Besides giving us an insight to the methods of construction employed in this early gas works, the contract also reveals other information not to be found in Gilchrist. The plans of the works were drawn up by John Neilson, engineer in Glasgow. He is probably the John Neilson, engineer, who occurs in Glasgow Directories in the early 19th Century: in 1807 his address is given as 'near the Canal Old Bason'. It is not clear whether he is related to James Beaumont Neilson, the inventor of hot blast iron smelting, who had been engineer to the Glasgow Gas Light Company, established in 1817.1

The works were built by Robert Galt. He can be tentatively identified as the Robert Galt, mason and builder in Content, Ayr, who died in March 1865, and is buried in Ayr Auld Kirkyard, along with his spouse, Margaret McSkimming.
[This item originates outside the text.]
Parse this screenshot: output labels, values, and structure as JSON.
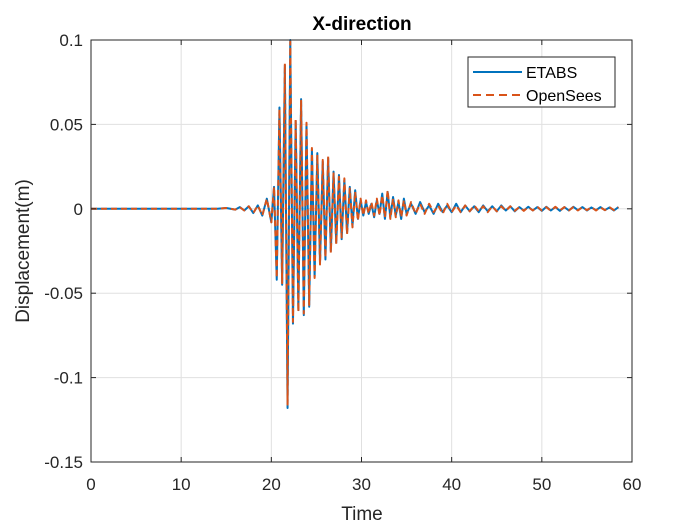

The Contract, as transcribed above, is not complete. The space between 'whereof' and the signatures should be completed by a proving clause, where the dates and places of signing, and descriptions of the witnesses are recorded. That the document includes witnesses' signatures would seem to indicate carelessness on the part of whoever drew up the contract, probably Alexander Hamilton, writer and town clerk of Kilmarnock. He is one of the witnesses: it is also worth noting that the witness signatures have abbreviated dates along them: '20 Sep' in the case of Hamilton and Smith, '10 Oct' in the case of Love and Walker. The proving clause could not have been completed until the final signatures were collected: presumably Hamilton never got round to completing it.

Rob Close

1. See John R Hume, Industrial Archaeology of Glasgow, Glasgow, 1974, pp 137-138.